Leandro Firmino: o brasileiro quer se ver
06 Setembro 2025

Com mais de 25 anos de carreira, o ator Leandro Firmino, que acumula trabalhos marcantes no cinema e televisão, participou do Papo FAM no 29º Festival Audiovisual Mercosul, em Florianópolis, e conversou sobre projetos, trajetória e rumos do cinema brasileiro, no sábado (6).
FAM - Você fez o teste para Cidade de Deus por insistência de um amigo seu, não é?
Leandro Firmino - Exatamente. Um amigo meu, que é mais do que um amigo, é um irmão, né, crescemos juntos na comunidade da Cidade de Deus, e ele me convenceu sair de casa para fazer o teste junto com ele. Mas na época ele era muito mais jovem do que eu. Então acabou que ele não conseguiu passar pelos processos das oficinas, porque não tinha ninguém para poder levá-lo, ele era menor de idade… E acabou que ele foi a pessoa que me despertou, que me encaminhou para esse lado.
FAM - Você já começou a sua carreira fazendo um filme que marcou o cinema nacional e ganhou prêmios. Como foi para você interpretar o papel do Zé Pequeno e de que forma isso mudou a sua vida?
Leandro Firmino - Assim, já tem vinte e cinco anos, não é? Mas não foi fácil. Eu sempre comento, falo para as pessoas que fazer o Zé Pequeno não foi fácil, mas eu acho que foi no momento certo da minha vida, porque eu era mais jovem, eu tinha muito mais energia, entendeu? Lógico, quando você tem vinte e dois anos, vinte e três anos, você está em um grau, no auge da sua energia. A idade vai passando e você vai… E o Cidade de Deus foi um projeto que transformou a minha vida. Porque até então eu nunca tinha imaginado, pensado em iniciar uma carreira de ator.
FAM - As pessoas te viram no cinema, nas telas da televisão, e agora têm a chance de ouvir diretamente de você. Qual é a importância de estar aqui para fazer este bate-papo com o público?
Leandro Firmino - É muito importante, porque as pessoas… imagina, você faz televisão, você faz cinema, você faz streamings, e as pessoas estão sempre te vendo, mas às vezes as pessoas não têm a oportunidade de estar ali ao seu lado, pelo menos seja por uma hora ou alguns minutos. E também tem as curiosidades. As pessoas às vezes têm curiosidade, elas querem saber um pouco mais sobre cada projeto, de como foi a construção de personagens e outras coisas. Porque às vezes é diferente de eu estar na rua, alguém me pedir: “Pode tirar uma foto comigo?”, vou lá e tiro uma foto. Mas você parar para dar uma atenção e trocar uma ideia é outra coisa.

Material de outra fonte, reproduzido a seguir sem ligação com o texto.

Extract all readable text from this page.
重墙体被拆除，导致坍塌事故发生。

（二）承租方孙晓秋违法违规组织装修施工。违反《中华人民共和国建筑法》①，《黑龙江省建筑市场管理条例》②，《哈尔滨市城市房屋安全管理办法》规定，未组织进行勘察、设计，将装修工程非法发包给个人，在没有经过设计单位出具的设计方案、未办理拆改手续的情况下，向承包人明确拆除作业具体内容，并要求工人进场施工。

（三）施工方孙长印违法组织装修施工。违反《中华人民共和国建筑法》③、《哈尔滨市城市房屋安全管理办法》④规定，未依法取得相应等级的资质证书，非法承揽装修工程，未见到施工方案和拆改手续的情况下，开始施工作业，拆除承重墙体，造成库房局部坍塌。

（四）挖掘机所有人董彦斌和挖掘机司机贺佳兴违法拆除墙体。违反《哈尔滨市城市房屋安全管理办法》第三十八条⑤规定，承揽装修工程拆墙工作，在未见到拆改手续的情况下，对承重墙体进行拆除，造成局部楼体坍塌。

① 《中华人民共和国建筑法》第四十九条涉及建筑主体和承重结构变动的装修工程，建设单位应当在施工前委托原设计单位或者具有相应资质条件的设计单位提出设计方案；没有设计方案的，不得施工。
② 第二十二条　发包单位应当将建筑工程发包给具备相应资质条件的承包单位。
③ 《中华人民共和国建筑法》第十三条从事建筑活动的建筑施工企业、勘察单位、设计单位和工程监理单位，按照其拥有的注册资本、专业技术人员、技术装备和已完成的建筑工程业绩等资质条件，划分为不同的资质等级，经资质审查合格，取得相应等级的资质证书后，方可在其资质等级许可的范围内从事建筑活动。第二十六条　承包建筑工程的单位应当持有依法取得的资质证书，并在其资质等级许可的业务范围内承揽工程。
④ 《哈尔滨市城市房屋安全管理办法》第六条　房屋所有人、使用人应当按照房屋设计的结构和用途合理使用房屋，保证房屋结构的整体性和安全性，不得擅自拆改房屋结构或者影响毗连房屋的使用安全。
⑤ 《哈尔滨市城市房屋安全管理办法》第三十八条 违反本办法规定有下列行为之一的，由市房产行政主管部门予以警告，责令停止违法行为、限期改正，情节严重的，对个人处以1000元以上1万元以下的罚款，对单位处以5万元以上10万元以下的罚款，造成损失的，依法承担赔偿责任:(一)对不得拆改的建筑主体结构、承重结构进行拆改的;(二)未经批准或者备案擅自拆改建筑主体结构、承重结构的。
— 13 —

FAM - Como você vê o atual momento do cinema brasileiro, que ficou muito evidenciado internacionalmente com o filme Ainda Estou Aqui?
Leandro Firmino - Acho que a gente está em um momento bem bacana, bem legal, mas precisamos aproveitar. Precisamos aproveitar, fazer mais produções… Não só histórias que sejam contadas no Rio de Janeiro, em São Paulo, mas em todo o Brasil. Porque o Brasil é grande, o Brasil é um gigante, é diverso. O Brasil culturalmente é muito diverso. E eu acredito que o brasileiro quer se ver. O brasileiro, de todas as partes do Brasil, ele quer ser representado de alguma forma.